Attenzione al parassita nel pesce crudo,
ecco come difendersi
Estate e voglia di pesce, se fresco e crudo ancora meglio. Spesso però dentro potrebbe nascondersi un ospite davvero pericoloso: l’anisakis. Un nematode parassita che infesta molte tipologie di pesce e che in determinate condizioni può essere ingerito dall’uomo provocando una grave infezione. Con l’aumento da parte degli italiani della voglia di crudité stanno crescendo infatti anche i casi di intossicazione legati a questo parassita che vive nell’apparato digerente di pesci e mammiferi marini. L’ultimo quello registrato a inizio agosto nel Salento. Una cena a base di pesce e poi dolori e un veloce aggravamento delle condizioni fino alla morte di un commensale.

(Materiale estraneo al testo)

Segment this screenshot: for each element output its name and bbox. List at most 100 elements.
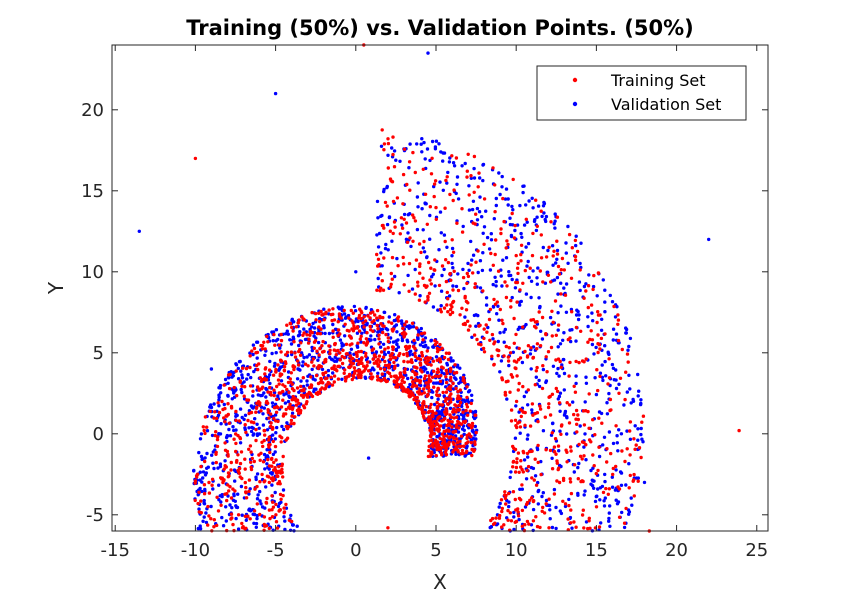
training-point <box>514 253 518 258</box>
validation-point <box>498 370 502 374</box>
training-point <box>201 425 205 429</box>
training-point <box>382 148 386 152</box>
validation-point <box>607 519 611 523</box>
training-point <box>394 356 398 360</box>
validation-point <box>576 317 581 322</box>
training-point <box>268 450 272 455</box>
training-point <box>435 393 439 397</box>
validation-point <box>584 282 588 286</box>
validation-point <box>307 353 312 357</box>
training-point <box>282 369 287 373</box>
training-point <box>420 354 425 358</box>
validation-point <box>530 196 534 200</box>
training-point <box>347 334 352 338</box>
training-point <box>448 271 452 276</box>
training-point <box>554 358 558 362</box>
training-point <box>427 448 431 453</box>
training-point <box>428 278 432 282</box>
validation-point <box>507 273 511 278</box>
validation-point <box>546 248 550 253</box>
validation-point <box>471 253 476 257</box>
validation-point <box>614 378 618 382</box>
training-point <box>381 288 386 292</box>
training-point <box>435 400 439 405</box>
validation-point <box>626 348 630 352</box>
validation-point <box>493 275 497 279</box>
validation-point <box>399 319 404 323</box>
validation-point <box>474 324 478 328</box>
validation-point <box>639 432 643 437</box>
validation-point <box>605 401 609 405</box>
training-point <box>421 167 425 171</box>
training-point <box>408 236 412 240</box>
training-point <box>451 435 456 440</box>
training-point <box>267 416 271 420</box>
training-point <box>462 378 466 382</box>
training-point <box>365 364 369 368</box>
validation-point <box>608 524 612 528</box>
validation-point <box>539 329 543 333</box>
validation-point <box>541 491 545 495</box>
training-point <box>226 483 230 487</box>
validation-point <box>369 334 373 338</box>
validation-point <box>484 296 489 300</box>
training-point <box>431 441 435 446</box>
training-point <box>639 455 643 460</box>
validation-point <box>502 330 506 334</box>
validation-point <box>251 512 255 516</box>
validation-point <box>263 353 267 357</box>
training-point <box>227 386 232 391</box>
validation-point <box>376 245 381 249</box>
training-point <box>407 261 412 266</box>
validation-point <box>498 331 502 335</box>
training-point <box>589 329 593 333</box>
validation-point <box>584 520 589 524</box>
validation-point <box>227 427 231 432</box>
training-point <box>429 451 433 455</box>
training-point <box>282 510 287 514</box>
validation-point <box>198 478 202 482</box>
training-point <box>386 370 390 374</box>
training-point <box>422 239 426 244</box>
validation-point <box>555 371 559 376</box>
training-point <box>399 216 404 220</box>
training-point <box>231 487 235 491</box>
validation-point <box>481 162 486 167</box>
validation-point <box>611 441 616 446</box>
validation-point <box>420 150 424 154</box>
training-point <box>523 423 527 427</box>
training-point <box>223 492 227 496</box>
validation-point <box>216 466 220 470</box>
training-point <box>437 403 442 407</box>
training-point <box>372 354 377 358</box>
validation-point <box>592 486 596 490</box>
training-point <box>238 436 243 441</box>
training-point <box>495 300 499 304</box>
training-point <box>216 509 221 513</box>
validation-point <box>415 227 420 232</box>
training-point <box>474 413 478 417</box>
validation-point <box>536 502 540 506</box>
validation-point <box>442 267 446 272</box>
training-point <box>449 375 453 380</box>
training-point <box>535 365 539 370</box>
training-point <box>484 323 488 327</box>
training-point <box>375 308 380 313</box>
x-tick-label: -15 <box>101 540 130 561</box>
training-point <box>587 426 591 430</box>
training-point <box>536 443 540 448</box>
validation-point <box>583 489 587 493</box>
training-point <box>405 351 409 355</box>
training-point <box>212 416 216 420</box>
validation-point <box>390 146 394 150</box>
training-point <box>641 414 646 418</box>
validation-point <box>217 498 221 502</box>
validation-point <box>264 395 268 399</box>
training-point <box>234 369 238 373</box>
validation-point <box>606 351 611 356</box>
validation-point <box>511 350 515 354</box>
training-point <box>616 318 621 322</box>
training-point <box>472 333 477 337</box>
training-point <box>414 258 419 262</box>
training-point <box>620 449 624 453</box>
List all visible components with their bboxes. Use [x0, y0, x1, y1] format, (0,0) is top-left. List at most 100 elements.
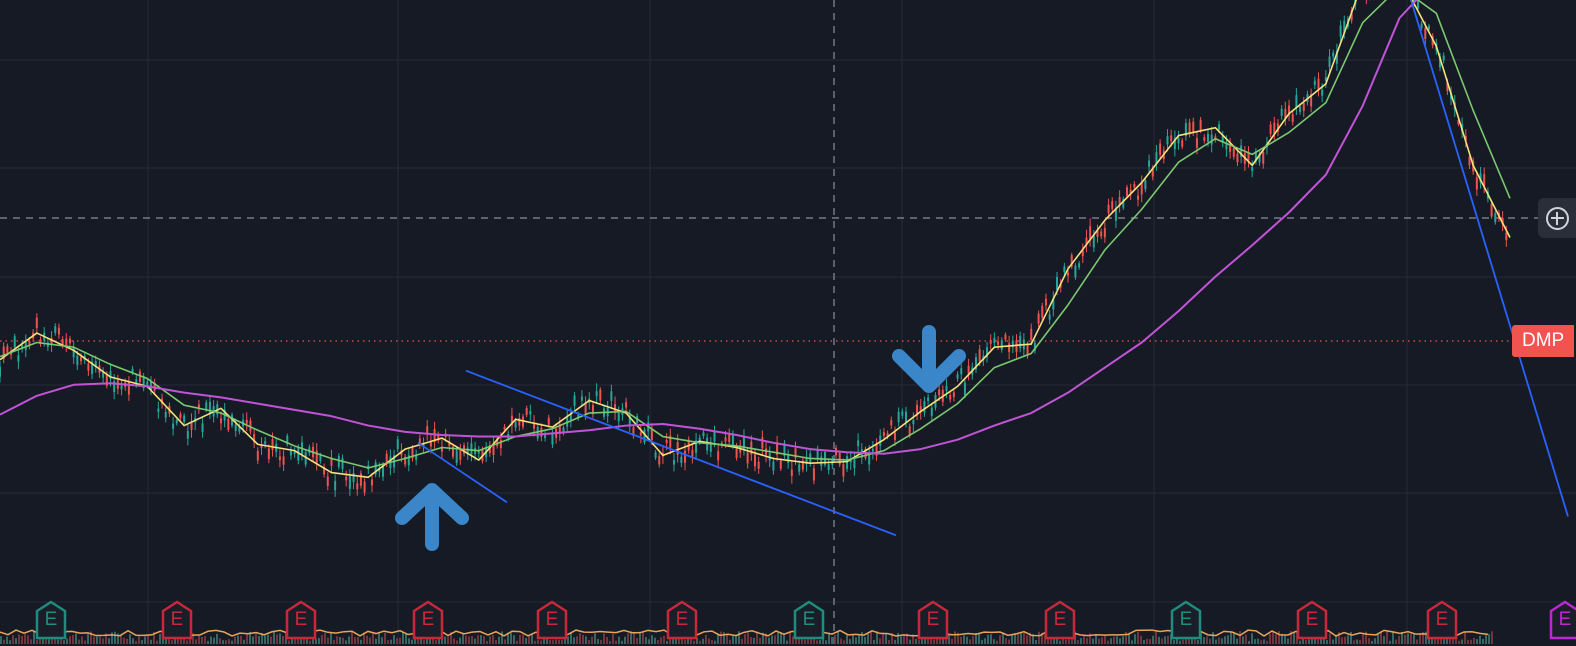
volume-bar [21, 636, 23, 644]
volume-bar [18, 634, 20, 644]
crosshair-plus-icon[interactable] [1538, 198, 1576, 238]
volume-bar [447, 636, 449, 644]
candle-body [1159, 143, 1162, 155]
candle-body [363, 481, 366, 493]
candle-body [1254, 151, 1257, 162]
volume-bar [561, 639, 563, 644]
volume-bar [1440, 636, 1442, 644]
earnings-marker[interactable]: E [285, 600, 317, 640]
volume-bar [1404, 634, 1406, 644]
earnings-marker[interactable]: E [1549, 600, 1576, 640]
candle-body [76, 355, 79, 366]
volume-bar [1488, 633, 1490, 644]
volume-bar [870, 631, 872, 644]
candle-body [1225, 143, 1228, 150]
volume-bar [1221, 638, 1223, 644]
volume-bar [582, 634, 584, 644]
candle-body [1148, 160, 1151, 167]
volume-bar [858, 635, 860, 644]
volume-bar [852, 633, 854, 644]
volume-bar [819, 640, 821, 644]
earnings-marker[interactable]: E [536, 600, 568, 640]
candle-body [477, 450, 480, 454]
earnings-marker[interactable]: E [917, 600, 949, 640]
candle-body [540, 427, 543, 437]
candle-body [319, 455, 322, 462]
candle-body [672, 459, 675, 465]
candle-body [754, 454, 756, 467]
earnings-marker[interactable]: E [793, 600, 825, 640]
volume-bar [1380, 631, 1382, 644]
earnings-marker[interactable]: E [35, 600, 67, 640]
volume-bar [1170, 634, 1172, 644]
volume-bar [501, 631, 503, 644]
volume-bar [1017, 634, 1019, 644]
candle-body [930, 407, 933, 416]
candle-body [1276, 123, 1279, 132]
candle-body [1457, 120, 1460, 124]
volume-bar [432, 634, 434, 644]
earnings-marker[interactable]: E [412, 600, 444, 640]
candle-body [580, 396, 583, 401]
candle-body [846, 456, 849, 469]
volume-bar [267, 634, 269, 644]
candle-body [1424, 27, 1427, 39]
candle-body [963, 382, 966, 396]
volume-bar [849, 639, 851, 644]
volume-bar [672, 638, 674, 644]
candle-body [1011, 341, 1014, 348]
candle-body [1033, 342, 1036, 351]
volume-bar [381, 637, 383, 644]
candle-body [109, 371, 112, 379]
volume-bar [1425, 631, 1427, 644]
volume-bar [1128, 633, 1130, 644]
earnings-marker-label: E [421, 609, 435, 630]
volume-bar [699, 640, 701, 644]
candle-body [286, 435, 289, 445]
earnings-marker[interactable]: E [1170, 600, 1202, 640]
candle-body [304, 452, 307, 465]
arrow-up-icon [395, 483, 469, 551]
candle-body [974, 357, 977, 370]
volume-bar [48, 639, 50, 644]
volume-bar [558, 639, 560, 644]
candle-body [39, 339, 42, 345]
candle-body [466, 447, 469, 455]
candle-body [1048, 314, 1051, 320]
volume-bar [1104, 634, 1106, 644]
volume-bar [864, 637, 866, 644]
volume-bar [366, 635, 368, 644]
volume-bar [774, 635, 776, 644]
volume-bar [1146, 638, 1148, 644]
volume-bar [1080, 638, 1082, 644]
volume-bar [993, 639, 995, 644]
candle-body [1269, 124, 1272, 135]
volume-bar [513, 635, 515, 644]
volume-bar [762, 632, 764, 644]
volume-bar [756, 631, 758, 644]
earnings-marker[interactable]: E [1044, 600, 1076, 640]
candle-body [348, 476, 351, 489]
candle-body [680, 456, 683, 463]
volume-bar [93, 636, 95, 644]
earnings-marker[interactable]: E [1296, 600, 1328, 640]
candle-body [1299, 106, 1302, 112]
volume-bar [1164, 636, 1166, 644]
candle-body [1092, 234, 1095, 248]
volume-bar [1089, 633, 1091, 644]
volume-bar [312, 639, 314, 644]
volume-bar [966, 636, 968, 644]
volume-bar [804, 639, 806, 644]
earnings-marker[interactable]: E [1426, 600, 1458, 640]
volume-bar [564, 637, 566, 644]
candle-body [293, 450, 296, 455]
earnings-marker[interactable]: E [161, 600, 193, 640]
candle-body [1240, 145, 1243, 157]
volume-bar [846, 634, 848, 644]
volume-bar [360, 639, 362, 644]
volume-bar [264, 635, 266, 644]
volume-bar [714, 640, 716, 644]
earnings-marker[interactable]: E [666, 600, 698, 640]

“Negli ultimi anni c’è stato un aumento dei casi dovuto alla diffusione nei menù dell’offerta di pesce crudo – spiega all’Adnkronos Salute Mauro Minelli, immunologo e referente per il Sud Italia della Fondazione medicina personalizzata – l’anisakis aggredisce l’uomo in 4 forme diverse: una strettamente gastrico-intestinale che può partire da 12 ore fino a 7 giorni dopo il pasto. Si manifesta con dolori di stomaco, nausea, vomito e febbricola. Poi c’è una forma decisamente più grave, extra gastrointestinale, che si verifica quando la larva di anisakis perfora l’intestino, perché dotata di un uncino, e arriva alla cavità del peritoneo o fino alla cavità pleurica, danneggiando la respirazione. L’anisakis – prosegue Minelli – rilascia infatti alcune sostanze di sua produzione che cominciano a creare erosioni emorragiche che si rivelano però solo con l’autopsia”.
“Poi – prosegue l’immunologo – c’è la forma più comune quella immuno-allergica, ovvero quando è in grado di allergizzare il soggetto che viene a contatto con il parassita. Se la persona è predisposta comincia a produrre immunoglobuline di classe IgE che sono quelle che danno la reazione allergica: una orticaria molto brutta che può persistere per mesi, con possibili edema e gonfiore del viso”.
Il rischio di contrarre l’infezione è dato dall’abitudine di consumare pesce crudo o poco cotto. “L’infezione infatti è molto frequente nei paesi dove il pesce viene mangiato al naturale, leggermente sottaceto o sotto sale – ricorda l’Istituto Superiore di Sanità – la Scandinavia (fegato di merluzzo), il Giappone (consumo di sushi e sashimi), l’Olanda (aringhe fermentate), il bacino del Mediterraneo (alici crude o marinate) e la costa Pacifica del Sud America (insalata di mare nota come ‘ceviche’). Nel Mediterraneo il parassita è estremamente diffuso, e vi sono specie di pesci, quali lo sgombro e il pesce sciabola, che raggiungono il 70-100% di infestazione nel pescato”.
Ma come possiamo mangiare pesce crudo senza rischi? L’immunologo Minelli stila sette regole che posso aiutarci ad evitare questo incontro così pericoloso:
1) Non devono esserci proibizioni assolute nel consumare pesce crudo ma occorre essere consumatori consapevoli e sapere quali sono i rischi e quali sono le contromisure che vanno prese a casa e al ristorante, il congelamento e la cottura di pesci e molluschi sono i due metodi più efficaci per evitare una infezione da anisakis;
2) Cuocere il pesce, tenendo conto che, per avere la certezza di aver ucciso le larve, l’interno del pesce, anche le parti più grosse, deve raggiungere una temperatura superiore ai 78 gradi per almeno 10 minuti;
3) La normativa Ue – ricorda l’immunologo – stabilisce l’obbligo per chi vende o per i ristoranti che servono pesce crudo o in salamoia (sale, limone, olio e aceto non hanno alcun effetto sull’anisakis) di effettuare la procedura d’abbattimento preventivo del pesce destinato al consumo a crudo;
4) Se scoppia un’orticaria improvvisa, con difficoltà respiratoria e malessere, meglio contattare uno specialista per una corretta diagnosi;
5) Ricordarsi che i soggetti allergici dovrebbero evitare di mangiare pesce crudo perché potrebbe amplificare drammaticamente i quadri clinici in caso di infezione di anisakis;
6) Scegliere per le crudité pesci di taglia medio-grande che sono molto meno critici (tonno, dentice, spigola, orata) oppure cozze, vongole o ricci di mare;
7) Assicurarsi che anche in pescheria i vari prodotti ittici esposti alla vendita siano separati perché l’anisakis può passare da un esemplare all’altro.
In caso di diagnosi certa, che può avvenire con esami in grado di rivelare la presenza delle immunoglobuline di classe E (IgE) specifiche per il parassita, “si può intervenire con una terapia specifica antiparassitaria”, rassicura Minelli.